With titles like Grass Punks, “Cradle Your Device,” and this new album’s “My Sweetest Friend,” I fancied him gay, but it turns out the punks in question aren’t radical faeries, the device in question isn’t flesh, and “friend” isn’t a coded word as often as I imagine it to be. And yet I selflessly allowed love to blossom just as my first impressions were being dashed, and now consider Brosseau a world-class charmer, a sort of living antique, the kind of guy who can open an album with spoken word that very slowly edges into song and still hold the uninitiated rapt. That opening tale, “Hard Luck Boy,” tells of a boy stashed inside a clothing rack at the department store, watching the legs of the women as they take the dresses, and it’s hard to figure out what’s hard luck about it until Brosseau finally begins to sing, and signals why he earlier delivered the line “I watched her walk away” with such significance. His storytelling extends well beyond his words, to the method of their delivery. It’s a smart way to begin the album, guiding the listener through the complexity of his folk music before the other nine beautiful songs have unfurled.
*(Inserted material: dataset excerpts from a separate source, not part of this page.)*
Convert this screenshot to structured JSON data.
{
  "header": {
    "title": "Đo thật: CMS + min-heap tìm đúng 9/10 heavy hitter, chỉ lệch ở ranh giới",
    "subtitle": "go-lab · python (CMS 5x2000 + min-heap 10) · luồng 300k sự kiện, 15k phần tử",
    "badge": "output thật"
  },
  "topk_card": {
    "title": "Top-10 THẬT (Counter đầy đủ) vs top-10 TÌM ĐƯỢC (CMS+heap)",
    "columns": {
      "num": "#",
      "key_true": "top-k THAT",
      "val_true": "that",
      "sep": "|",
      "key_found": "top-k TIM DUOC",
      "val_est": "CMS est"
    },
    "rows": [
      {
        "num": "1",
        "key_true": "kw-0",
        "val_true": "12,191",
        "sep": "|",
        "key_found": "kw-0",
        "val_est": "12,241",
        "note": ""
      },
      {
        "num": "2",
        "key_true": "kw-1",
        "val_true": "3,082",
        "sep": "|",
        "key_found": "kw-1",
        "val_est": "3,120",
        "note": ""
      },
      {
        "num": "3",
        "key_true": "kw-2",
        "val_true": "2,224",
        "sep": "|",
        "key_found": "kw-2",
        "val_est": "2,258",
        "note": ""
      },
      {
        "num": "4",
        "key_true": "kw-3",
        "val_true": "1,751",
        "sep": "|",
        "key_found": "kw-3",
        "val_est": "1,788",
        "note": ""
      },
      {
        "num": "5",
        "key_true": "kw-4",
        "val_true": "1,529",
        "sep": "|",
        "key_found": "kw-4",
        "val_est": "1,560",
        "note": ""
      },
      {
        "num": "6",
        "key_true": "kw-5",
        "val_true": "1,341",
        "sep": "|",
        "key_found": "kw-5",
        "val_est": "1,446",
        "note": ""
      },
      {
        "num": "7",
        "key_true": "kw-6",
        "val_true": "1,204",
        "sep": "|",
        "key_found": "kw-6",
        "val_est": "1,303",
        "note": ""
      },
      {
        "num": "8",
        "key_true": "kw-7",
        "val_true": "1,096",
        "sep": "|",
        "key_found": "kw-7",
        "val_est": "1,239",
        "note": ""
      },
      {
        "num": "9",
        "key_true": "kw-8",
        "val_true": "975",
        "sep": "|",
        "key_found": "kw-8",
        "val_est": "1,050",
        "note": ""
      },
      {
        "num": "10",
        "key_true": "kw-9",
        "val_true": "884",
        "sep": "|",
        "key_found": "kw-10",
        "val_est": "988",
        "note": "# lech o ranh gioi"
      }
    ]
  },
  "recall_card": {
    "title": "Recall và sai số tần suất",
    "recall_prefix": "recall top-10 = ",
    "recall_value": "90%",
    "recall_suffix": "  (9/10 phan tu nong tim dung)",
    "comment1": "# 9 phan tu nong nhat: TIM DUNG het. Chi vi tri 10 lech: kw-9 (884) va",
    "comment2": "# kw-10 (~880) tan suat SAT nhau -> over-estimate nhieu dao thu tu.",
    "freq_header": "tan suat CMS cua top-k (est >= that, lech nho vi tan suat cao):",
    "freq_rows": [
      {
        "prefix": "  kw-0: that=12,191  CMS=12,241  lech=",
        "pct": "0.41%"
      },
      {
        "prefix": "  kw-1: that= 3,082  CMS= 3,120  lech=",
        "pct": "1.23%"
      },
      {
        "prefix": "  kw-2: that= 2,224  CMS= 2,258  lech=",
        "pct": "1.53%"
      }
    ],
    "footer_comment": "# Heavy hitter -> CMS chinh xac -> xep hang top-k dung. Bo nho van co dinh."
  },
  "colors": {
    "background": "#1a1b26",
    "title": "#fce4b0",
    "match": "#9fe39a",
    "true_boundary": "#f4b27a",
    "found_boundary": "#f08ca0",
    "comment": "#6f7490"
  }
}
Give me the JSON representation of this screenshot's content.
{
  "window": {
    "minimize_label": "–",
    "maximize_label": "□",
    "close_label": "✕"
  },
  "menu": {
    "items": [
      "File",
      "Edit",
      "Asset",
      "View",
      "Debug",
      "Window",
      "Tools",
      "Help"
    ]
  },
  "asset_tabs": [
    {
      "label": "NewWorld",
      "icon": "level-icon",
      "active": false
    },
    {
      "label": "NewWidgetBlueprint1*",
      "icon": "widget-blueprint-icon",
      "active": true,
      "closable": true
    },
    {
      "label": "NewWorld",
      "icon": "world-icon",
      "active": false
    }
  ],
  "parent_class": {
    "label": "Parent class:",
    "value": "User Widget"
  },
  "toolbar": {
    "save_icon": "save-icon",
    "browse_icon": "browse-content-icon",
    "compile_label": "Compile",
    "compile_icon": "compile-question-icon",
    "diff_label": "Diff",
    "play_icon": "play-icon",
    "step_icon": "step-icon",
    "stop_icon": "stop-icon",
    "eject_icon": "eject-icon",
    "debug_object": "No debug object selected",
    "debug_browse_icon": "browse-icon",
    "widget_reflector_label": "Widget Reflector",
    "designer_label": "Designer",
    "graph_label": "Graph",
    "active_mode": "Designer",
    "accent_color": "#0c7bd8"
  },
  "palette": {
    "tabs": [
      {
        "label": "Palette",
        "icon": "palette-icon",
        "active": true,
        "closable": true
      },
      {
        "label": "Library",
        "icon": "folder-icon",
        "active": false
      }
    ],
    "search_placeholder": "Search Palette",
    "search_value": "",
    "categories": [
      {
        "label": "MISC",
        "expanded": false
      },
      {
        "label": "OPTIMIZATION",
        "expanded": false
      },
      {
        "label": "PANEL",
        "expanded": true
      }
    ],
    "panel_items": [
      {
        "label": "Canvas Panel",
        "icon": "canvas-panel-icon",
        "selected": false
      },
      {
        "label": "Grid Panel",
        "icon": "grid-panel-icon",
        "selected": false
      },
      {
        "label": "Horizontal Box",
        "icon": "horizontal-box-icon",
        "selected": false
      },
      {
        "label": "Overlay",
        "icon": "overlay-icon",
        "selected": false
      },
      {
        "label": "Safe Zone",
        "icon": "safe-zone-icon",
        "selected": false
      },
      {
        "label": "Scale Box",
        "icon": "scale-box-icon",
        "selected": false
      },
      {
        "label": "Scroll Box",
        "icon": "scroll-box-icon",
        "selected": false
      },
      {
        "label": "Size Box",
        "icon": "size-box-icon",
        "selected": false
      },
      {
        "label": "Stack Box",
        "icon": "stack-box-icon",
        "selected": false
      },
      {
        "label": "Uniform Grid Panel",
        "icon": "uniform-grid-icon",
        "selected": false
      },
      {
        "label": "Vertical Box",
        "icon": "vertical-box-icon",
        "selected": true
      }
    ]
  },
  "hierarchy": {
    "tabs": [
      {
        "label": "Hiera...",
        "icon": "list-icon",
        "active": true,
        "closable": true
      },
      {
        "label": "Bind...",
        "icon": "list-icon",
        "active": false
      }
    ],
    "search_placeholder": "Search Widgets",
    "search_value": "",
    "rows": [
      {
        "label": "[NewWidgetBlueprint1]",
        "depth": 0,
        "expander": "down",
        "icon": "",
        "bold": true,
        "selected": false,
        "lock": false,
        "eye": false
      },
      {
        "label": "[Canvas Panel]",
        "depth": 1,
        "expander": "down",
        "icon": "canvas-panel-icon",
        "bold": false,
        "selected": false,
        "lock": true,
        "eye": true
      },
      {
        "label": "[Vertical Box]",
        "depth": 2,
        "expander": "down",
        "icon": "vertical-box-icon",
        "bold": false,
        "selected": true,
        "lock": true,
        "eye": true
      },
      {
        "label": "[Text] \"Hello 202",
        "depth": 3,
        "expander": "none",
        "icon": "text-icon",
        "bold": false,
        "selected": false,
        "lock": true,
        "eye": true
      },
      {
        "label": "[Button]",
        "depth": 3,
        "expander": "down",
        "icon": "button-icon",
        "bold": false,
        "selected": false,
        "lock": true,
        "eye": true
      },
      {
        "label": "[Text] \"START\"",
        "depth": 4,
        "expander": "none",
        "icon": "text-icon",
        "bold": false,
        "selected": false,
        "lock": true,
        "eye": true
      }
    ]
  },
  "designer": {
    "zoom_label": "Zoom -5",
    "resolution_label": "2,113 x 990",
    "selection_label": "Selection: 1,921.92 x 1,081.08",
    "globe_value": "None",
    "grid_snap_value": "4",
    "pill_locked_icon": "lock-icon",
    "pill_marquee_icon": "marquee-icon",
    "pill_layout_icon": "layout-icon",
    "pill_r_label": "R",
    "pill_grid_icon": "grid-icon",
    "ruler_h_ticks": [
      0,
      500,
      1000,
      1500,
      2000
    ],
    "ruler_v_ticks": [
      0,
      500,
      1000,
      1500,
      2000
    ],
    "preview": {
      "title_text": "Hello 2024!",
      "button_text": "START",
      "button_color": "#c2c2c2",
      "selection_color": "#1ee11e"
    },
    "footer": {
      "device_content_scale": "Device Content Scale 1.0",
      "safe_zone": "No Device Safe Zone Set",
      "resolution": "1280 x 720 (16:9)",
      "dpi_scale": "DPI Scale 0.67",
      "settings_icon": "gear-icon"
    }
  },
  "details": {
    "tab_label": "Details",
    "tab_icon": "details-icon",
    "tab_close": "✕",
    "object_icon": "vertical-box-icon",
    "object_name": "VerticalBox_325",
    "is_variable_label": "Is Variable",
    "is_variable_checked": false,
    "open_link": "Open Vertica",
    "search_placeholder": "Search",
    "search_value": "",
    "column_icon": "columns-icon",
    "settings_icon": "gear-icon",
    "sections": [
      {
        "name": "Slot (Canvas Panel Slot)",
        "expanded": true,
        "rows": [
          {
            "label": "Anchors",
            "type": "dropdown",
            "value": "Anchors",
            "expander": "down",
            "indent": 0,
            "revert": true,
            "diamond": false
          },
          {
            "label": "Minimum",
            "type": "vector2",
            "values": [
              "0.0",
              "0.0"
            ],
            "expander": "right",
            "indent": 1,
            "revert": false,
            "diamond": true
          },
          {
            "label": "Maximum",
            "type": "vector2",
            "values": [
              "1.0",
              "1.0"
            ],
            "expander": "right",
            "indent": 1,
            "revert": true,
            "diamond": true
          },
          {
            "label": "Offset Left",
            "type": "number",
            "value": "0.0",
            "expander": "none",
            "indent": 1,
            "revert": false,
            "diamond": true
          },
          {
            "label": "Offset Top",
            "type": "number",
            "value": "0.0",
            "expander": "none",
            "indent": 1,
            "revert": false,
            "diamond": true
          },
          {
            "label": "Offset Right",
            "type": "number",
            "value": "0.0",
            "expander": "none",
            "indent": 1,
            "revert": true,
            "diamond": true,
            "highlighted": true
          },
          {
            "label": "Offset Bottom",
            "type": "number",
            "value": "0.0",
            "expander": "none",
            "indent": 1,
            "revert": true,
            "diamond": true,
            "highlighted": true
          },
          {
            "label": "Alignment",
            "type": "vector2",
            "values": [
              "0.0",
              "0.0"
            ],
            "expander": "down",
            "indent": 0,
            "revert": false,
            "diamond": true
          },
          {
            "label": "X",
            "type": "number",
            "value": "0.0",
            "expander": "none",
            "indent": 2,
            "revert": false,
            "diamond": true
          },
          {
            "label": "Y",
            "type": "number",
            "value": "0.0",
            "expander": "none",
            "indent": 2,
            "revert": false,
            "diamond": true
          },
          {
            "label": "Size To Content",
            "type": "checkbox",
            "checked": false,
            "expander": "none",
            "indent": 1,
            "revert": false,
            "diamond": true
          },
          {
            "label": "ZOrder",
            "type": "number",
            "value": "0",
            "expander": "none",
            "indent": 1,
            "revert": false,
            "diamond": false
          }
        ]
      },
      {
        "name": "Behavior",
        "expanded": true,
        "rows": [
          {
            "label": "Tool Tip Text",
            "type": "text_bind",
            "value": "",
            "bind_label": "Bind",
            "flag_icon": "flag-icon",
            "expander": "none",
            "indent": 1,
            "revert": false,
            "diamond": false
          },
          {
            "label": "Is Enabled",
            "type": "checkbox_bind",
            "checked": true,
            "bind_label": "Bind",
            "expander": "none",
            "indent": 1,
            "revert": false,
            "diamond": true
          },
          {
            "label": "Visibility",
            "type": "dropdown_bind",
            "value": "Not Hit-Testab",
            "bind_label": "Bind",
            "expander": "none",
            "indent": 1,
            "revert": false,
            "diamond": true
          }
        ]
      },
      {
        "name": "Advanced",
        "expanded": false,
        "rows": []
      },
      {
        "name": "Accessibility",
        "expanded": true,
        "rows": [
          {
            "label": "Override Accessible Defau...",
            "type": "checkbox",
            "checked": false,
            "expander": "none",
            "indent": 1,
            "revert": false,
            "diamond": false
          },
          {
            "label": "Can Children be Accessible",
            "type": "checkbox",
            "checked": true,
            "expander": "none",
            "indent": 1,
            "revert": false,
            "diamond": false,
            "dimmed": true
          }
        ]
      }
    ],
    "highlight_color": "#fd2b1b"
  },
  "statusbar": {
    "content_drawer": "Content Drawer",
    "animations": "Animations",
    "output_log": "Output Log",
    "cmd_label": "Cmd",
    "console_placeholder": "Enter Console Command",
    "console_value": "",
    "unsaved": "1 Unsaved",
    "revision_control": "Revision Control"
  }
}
10. The DecemberistsWhat A Terrible World, What A Beautiful World

Diagnosing our world while looking for signs of the one today’s children will end up living in, The Decemberists create a fatherhood album to complement Warp & Weft, comrade Laura Veirs’ classic of dawning motherhood, and it’s comparatively meager in all the ways that fatherhood is trumped by motherhood as a subject. Colin Meloy, father of two, can’t quite sustain the same great tremor that winds its way through Veirs’ recent work, but as she peered into the American wild with quiet alarm, so he considers gun violence and the water supply. Even the oral sex wishes of “Philomena” are so marked, the narrator ever so slightly embarrassed to still be lusting, long after the supposed fruition of his sexual impulse. Meloy’s fatherhood has clearly altered the energy of his band, and I don’t expect to be speaking of The Decemberists in terms of R.E.M. ever again, but I also don’t assume they’ve settled. What A Terrible World, for all its detours, has a clear thematic design that the next album likely won’t have to carry. The closing song, helpfully titled “A Beginning Song,” buzzes with a nascent excitement that’s elusive throughout the rest of the album, and when Meloy implores us or himself to “document the world inside your skin,” it’s as if he’s setting a new course, reclaiming his blood from the blood of his blood, sending forth himself and his children on individual journeys.